It really worries me that someone would ask how you would know what your max depth was if your computer died. If your computer dies, you have been taught to abort the dive at that point; no matter how you go about doing that, you should not have gone any deeper than the max depth you had reached when that computer died. And you should know what that is, because you have been monitoring the gauge at frequent intervals. Honestly, this is one of the reasons I really prefer wrist units attached to the right wrist -- because you can be watching that computer almost constantly, almost unconsciously, as opposed to a console unit that you might have to pull up to look at.
I empathize with the OP a little bit (but not completely). I don't use the deco calculations on a computer, and haven't for about nine years. When I was first learning the method I do use, I kept my computer running as a computer, because I didn't trust myself yet. Like many people I know who do what I do, I eventually forgot to set a Suunto back to 32%, when it had defaulted to air, and halfway through a dive, the gauge was insisting I was in deco, when I darned well knew better. Of course, it locked me out (and I had a spare which had not been diving). I put the offended gauge away and used the other one, and kept using the method I had learned for the rest of the day.
But I HAD a method. The OP didn't, which was the whole problem. He uses his computer to manage his dives, but when he failed to reset it properly, he ignored it and fell back on . . . nothing more than gut feeling. He didn't have personal tools to substitute for his gauge, and he didn't have ANY tools for the second dive at all.
DCS is rare in recreational divers, but a lot of that is due to the fact that the tables are wildly conservative for most "tourist" dives, and dive computers work pretty reliably, and most people make at least some effort to pay attention to them. And the procedure taught to divers, to abort the dive if the computer fails, is a conservative one.
If you are going to ignore your gauge, you need a valid and reliable method to assess your decompression status. Your buddy's gauge is not that method. Reverting to tables and assuming you were in pressure group X at the end of the first dive, will probably work -- IF you weren't in deco at the end of the first dive. The OP was by his gauge and by tables (and by a number of other assessment tools offered by posters in this thread). Therefore, the recreational tables, even assuming an aggressive first dive, wouldn't be a valid strategy, either.
Blaming the OP's instructor for his behavior 1000 dives later seems to me to be stretching it pretty thin. If I get bent using my current decompression strategy, can you blame it on my OW instructors, who diligently taught me tables, and would never have condoned what I am currently doing?

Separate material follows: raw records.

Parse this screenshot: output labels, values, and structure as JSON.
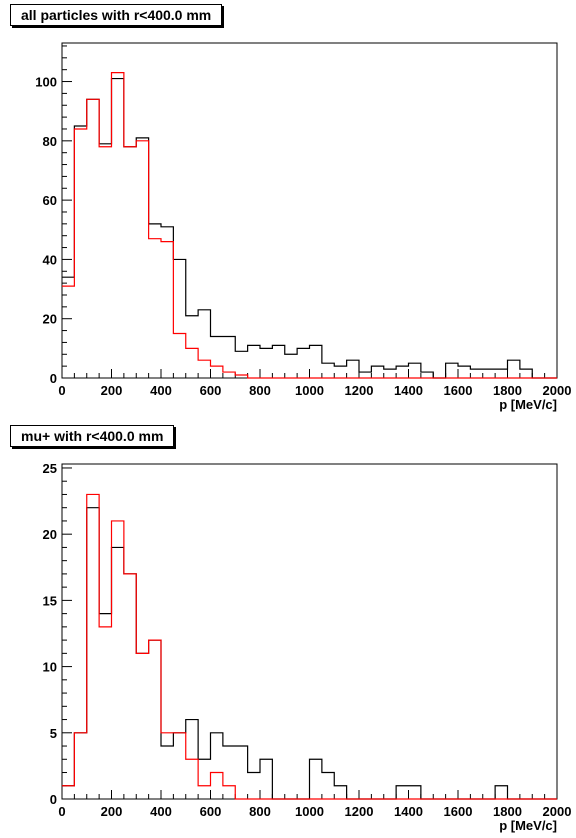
{
  "chart_data": [
    {
      "type": "histogram",
      "title": "all particles with r<400.0 mm",
      "xlabel": "p [MeV/c]",
      "ylabel": "",
      "xlim": [
        0,
        2000
      ],
      "ylim": [
        0,
        113
      ],
      "x_ticks": [
        0,
        200,
        400,
        600,
        800,
        1000,
        1200,
        1400,
        1600,
        1800,
        2000
      ],
      "y_ticks": [
        0,
        20,
        40,
        60,
        80,
        100
      ],
      "bin_width": 50,
      "grid": false,
      "series": [
        {
          "color": "#000000",
          "values": [
            34,
            85,
            94,
            79,
            101,
            78,
            81,
            52,
            51,
            40,
            21,
            23,
            14,
            14,
            9,
            11,
            10,
            11,
            8,
            10,
            11,
            5,
            4,
            6,
            2,
            4,
            3,
            4,
            5,
            2,
            0,
            5,
            4,
            3,
            3,
            3,
            6,
            3,
            0,
            0
          ]
        },
        {
          "color": "#ff0000",
          "values": [
            31,
            84,
            94,
            78,
            103,
            78,
            80,
            47,
            46,
            15,
            10,
            6,
            4,
            2,
            1,
            0,
            0,
            0,
            0,
            0,
            0,
            0,
            0,
            0,
            0,
            0,
            0,
            0,
            0,
            0,
            0,
            0,
            0,
            0,
            0,
            0,
            0,
            0,
            0,
            0
          ]
        }
      ]
    },
    {
      "type": "histogram",
      "title": "mu+ with r<400.0 mm",
      "xlabel": "p [MeV/c]",
      "ylabel": "",
      "xlim": [
        0,
        2000
      ],
      "ylim": [
        0,
        25.3
      ],
      "x_ticks": [
        0,
        200,
        400,
        600,
        800,
        1000,
        1200,
        1400,
        1600,
        1800,
        2000
      ],
      "y_ticks": [
        0,
        5,
        10,
        15,
        20,
        25
      ],
      "bin_width": 50,
      "grid": false,
      "series": [
        {
          "color": "#000000",
          "values": [
            1,
            5,
            22,
            14,
            19,
            17,
            11,
            12,
            4,
            5,
            6,
            3,
            5,
            4,
            4,
            2,
            3,
            0,
            0,
            0,
            3,
            2,
            1,
            0,
            0,
            0,
            0,
            1,
            1,
            0,
            0,
            0,
            0,
            0,
            0,
            1,
            0,
            0,
            0,
            0
          ]
        },
        {
          "color": "#ff0000",
          "values": [
            1,
            5,
            23,
            13,
            21,
            17,
            11,
            12,
            5,
            5,
            3,
            1,
            2,
            1,
            0,
            0,
            0,
            0,
            0,
            0,
            0,
            0,
            0,
            0,
            0,
            0,
            0,
            0,
            0,
            0,
            0,
            0,
            0,
            0,
            0,
            0,
            0,
            0,
            0,
            0
          ]
        }
      ]
    }
  ]
}
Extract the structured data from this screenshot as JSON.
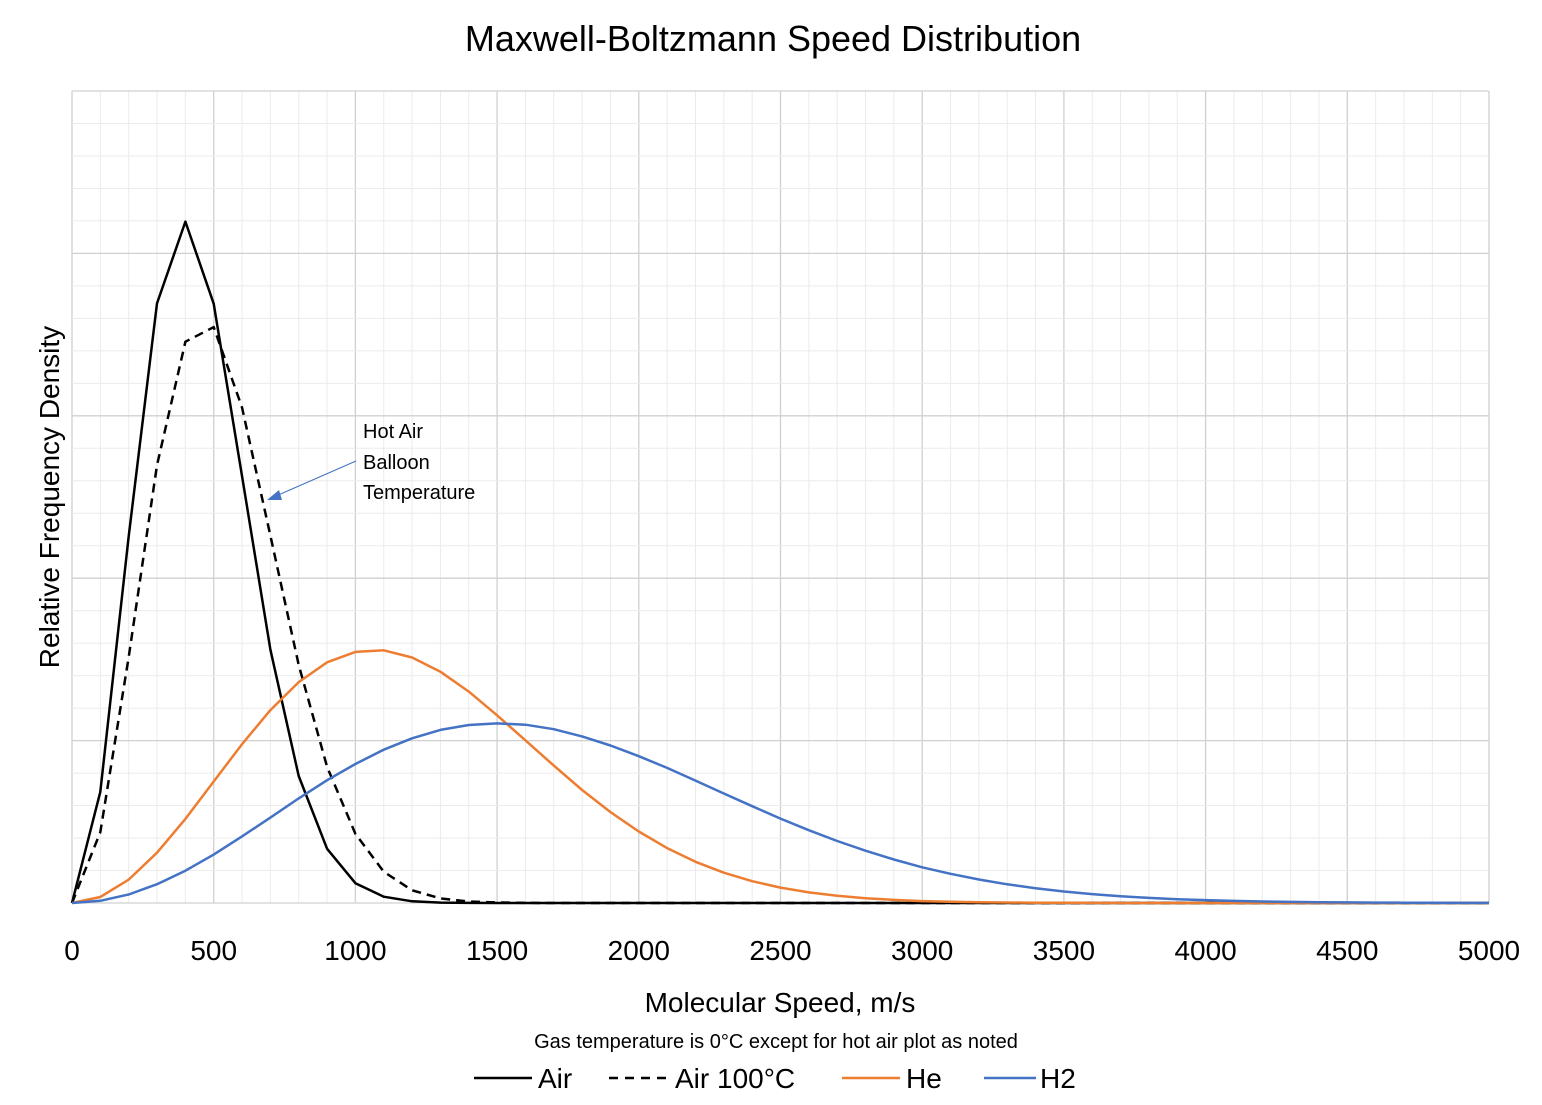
{
  "chart_data": {
    "type": "line",
    "title": "Maxwell-Boltzmann Speed Distribution",
    "xlabel": "Molecular Speed, m/s",
    "ylabel": "Relative Frequency Density",
    "note": "Gas temperature is 0°C except for hot air plot as noted",
    "xlim": [
      0,
      5000
    ],
    "ylim": [
      0,
      0.0025
    ],
    "x_major_step": 500,
    "x_minor_step": 100,
    "y_major_step": 0.0005,
    "y_minor_step": 0.0001,
    "grid": true,
    "y_tick_labels_shown": false,
    "xticks": [
      "0",
      "500",
      "1000",
      "1500",
      "2000",
      "2500",
      "3000",
      "3500",
      "4000",
      "4500",
      "5000"
    ],
    "legend_position": "bottom",
    "annotation": {
      "lines": [
        "Hot Air",
        "Balloon",
        "Temperature"
      ],
      "points_to_series": "Air 100°C",
      "arrow_color": "#4472c4"
    },
    "series": [
      {
        "name": "Air",
        "color": "#000000",
        "dash": "solid",
        "points": [
          [
            0,
            0
          ],
          [
            100,
            0.000342
          ],
          [
            200,
            0.001129
          ],
          [
            300,
            0.001846
          ],
          [
            400,
            0.002098
          ],
          [
            500,
            0.001845
          ],
          [
            600,
            0.001315
          ],
          [
            700,
            0.00078
          ],
          [
            800,
            0.000391
          ],
          [
            900,
            0.000167
          ],
          [
            1000,
            6.11e-05
          ],
          [
            1100,
            1.93e-05
          ],
          [
            1200,
            5.3e-06
          ],
          [
            1300,
            1.3e-06
          ],
          [
            1400,
            3e-07
          ],
          [
            1500,
            0
          ],
          [
            5000,
            0
          ]
        ]
      },
      {
        "name": "Air 100°C",
        "color": "#000000",
        "dash": "dashed",
        "points": [
          [
            0,
            0
          ],
          [
            100,
            0.000218
          ],
          [
            200,
            0.000757
          ],
          [
            300,
            0.001348
          ],
          [
            400,
            0.001728
          ],
          [
            500,
            0.001773
          ],
          [
            600,
            0.001526
          ],
          [
            700,
            0.001131
          ],
          [
            800,
            0.000733
          ],
          [
            900,
            0.000419
          ],
          [
            1000,
            0.000213
          ],
          [
            1100,
            9.63e-05
          ],
          [
            1200,
            3.91e-05
          ],
          [
            1300,
            1.43e-05
          ],
          [
            1400,
            4.7e-06
          ],
          [
            1500,
            1.4e-06
          ],
          [
            1600,
            4e-07
          ],
          [
            1700,
            0
          ],
          [
            5000,
            0
          ]
        ]
      },
      {
        "name": "He",
        "color": "#ed7d31",
        "dash": "solid",
        "points": [
          [
            0,
            0
          ],
          [
            100,
            1.85e-05
          ],
          [
            200,
            7.21e-05
          ],
          [
            300,
            0.000155
          ],
          [
            400,
            0.000259
          ],
          [
            500,
            0.000374
          ],
          [
            600,
            0.000489
          ],
          [
            700,
            0.000594
          ],
          [
            800,
            0.00068
          ],
          [
            900,
            0.000741
          ],
          [
            1000,
            0.000773
          ],
          [
            1100,
            0.000778
          ],
          [
            1200,
            0.000756
          ],
          [
            1300,
            0.000712
          ],
          [
            1400,
            0.000651
          ],
          [
            1500,
            0.000578
          ],
          [
            1600,
            0.000501
          ],
          [
            1700,
            0.000423
          ],
          [
            1800,
            0.000348
          ],
          [
            1900,
            0.00028
          ],
          [
            2000,
            0.00022
          ],
          [
            2100,
            0.000169
          ],
          [
            2200,
            0.000127
          ],
          [
            2300,
            9.34e-05
          ],
          [
            2400,
            6.72e-05
          ],
          [
            2500,
            4.74e-05
          ],
          [
            2600,
            3.27e-05
          ],
          [
            2700,
            2.21e-05
          ],
          [
            2800,
            1.46e-05
          ],
          [
            2900,
            9.5e-06
          ],
          [
            3000,
            6e-06
          ],
          [
            3100,
            3.8e-06
          ],
          [
            3200,
            2.3e-06
          ],
          [
            3300,
            1.4e-06
          ],
          [
            3400,
            8e-07
          ],
          [
            3500,
            5e-07
          ],
          [
            3600,
            3e-07
          ],
          [
            3700,
            0
          ],
          [
            5000,
            0
          ]
        ]
      },
      {
        "name": "H2",
        "color": "#4472c4",
        "dash": "solid",
        "points": [
          [
            0,
            0
          ],
          [
            100,
            6.65e-06
          ],
          [
            200,
            2.62e-05
          ],
          [
            300,
            5.78e-05
          ],
          [
            400,
            9.95e-05
          ],
          [
            500,
            0.000149
          ],
          [
            600,
            0.000205
          ],
          [
            700,
            0.000263
          ],
          [
            800,
            0.000322
          ],
          [
            900,
            0.000378
          ],
          [
            1000,
            0.000428
          ],
          [
            1100,
            0.000472
          ],
          [
            1200,
            0.000507
          ],
          [
            1300,
            0.000533
          ],
          [
            1400,
            0.000548
          ],
          [
            1500,
            0.000553
          ],
          [
            1600,
            0.000549
          ],
          [
            1700,
            0.000535
          ],
          [
            1800,
            0.000513
          ],
          [
            1900,
            0.000485
          ],
          [
            2000,
            0.000452
          ],
          [
            2100,
            0.000416
          ],
          [
            2200,
            0.000377
          ],
          [
            2300,
            0.000337
          ],
          [
            2400,
            0.000298
          ],
          [
            2500,
            0.00026
          ],
          [
            2600,
            0.000224
          ],
          [
            2700,
            0.000191
          ],
          [
            2800,
            0.000161
          ],
          [
            2900,
            0.000134
          ],
          [
            3000,
            0.00011
          ],
          [
            3100,
            8.99e-05
          ],
          [
            3200,
            7.24e-05
          ],
          [
            3300,
            5.77e-05
          ],
          [
            3400,
            4.55e-05
          ],
          [
            3500,
            3.55e-05
          ],
          [
            3600,
            2.74e-05
          ],
          [
            3700,
            2.09e-05
          ],
          [
            3800,
            1.58e-05
          ],
          [
            3900,
            1.18e-05
          ],
          [
            4000,
            8.8e-06
          ],
          [
            4100,
            6.4e-06
          ],
          [
            4200,
            4.7e-06
          ],
          [
            4300,
            3.4e-06
          ],
          [
            4400,
            2.4e-06
          ],
          [
            4500,
            1.7e-06
          ],
          [
            4600,
            1.2e-06
          ],
          [
            4700,
            8e-07
          ],
          [
            4800,
            6e-07
          ],
          [
            4900,
            4e-07
          ],
          [
            5000,
            3e-07
          ]
        ]
      }
    ]
  }
}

I empathize with the OP a little bit (but not completely). I don't use the deco calculations on a computer, and haven't for about nine years. When I was first learning the method I do use, I kept my computer running as a computer, because I didn't trust myself yet. Like many people I know who do what I do, I eventually forgot to set a Suunto back to 32%, when it had defaulted to air, and halfway through a dive, the gauge was insisting I was in deco, when I darned well knew better. Of course, it locked me out (and I had a spare which had not been diving). I put the offended gauge away and used the other one, and kept using the method I had learned for the rest of the day.
But I HAD a method. The OP didn't, which was the whole problem. He uses his computer to manage his dives, but when he failed to reset it properly, he ignored it and fell back on . . . nothing more than gut feeling. He didn't have personal tools to substitute for his gauge, and he didn't have ANY tools for the second dive at all.
DCS is rare in recreational divers, but a lot of that is due to the fact that the tables are wildly conservative for most "tourist" dives, and dive computers work pretty reliably, and most people make at least some effort to pay attention to them. And the procedure taught to divers, to abort the dive if the computer fails, is a conservative one.
If you are going to ignore your gauge, you need a valid and reliable method to assess your decompression status. Your buddy's gauge is not that method. Reverting to tables and assuming you were in pressure group X at the end of the first dive, will probably work -- IF you weren't in deco at the end of the first dive. The OP was by his gauge and by tables (and by a number of other assessment tools offered by posters in this thread). Therefore, the recreational tables, even assuming an aggressive first dive, wouldn't be a valid strategy, either.
Blaming the OP's instructor for his behavior 1000 dives later seems to me to be stretching it pretty thin. If I get bent using my current decompression strategy, can you blame it on my OW instructors, who diligently taught me tables, and would never have condoned what I am currently doing?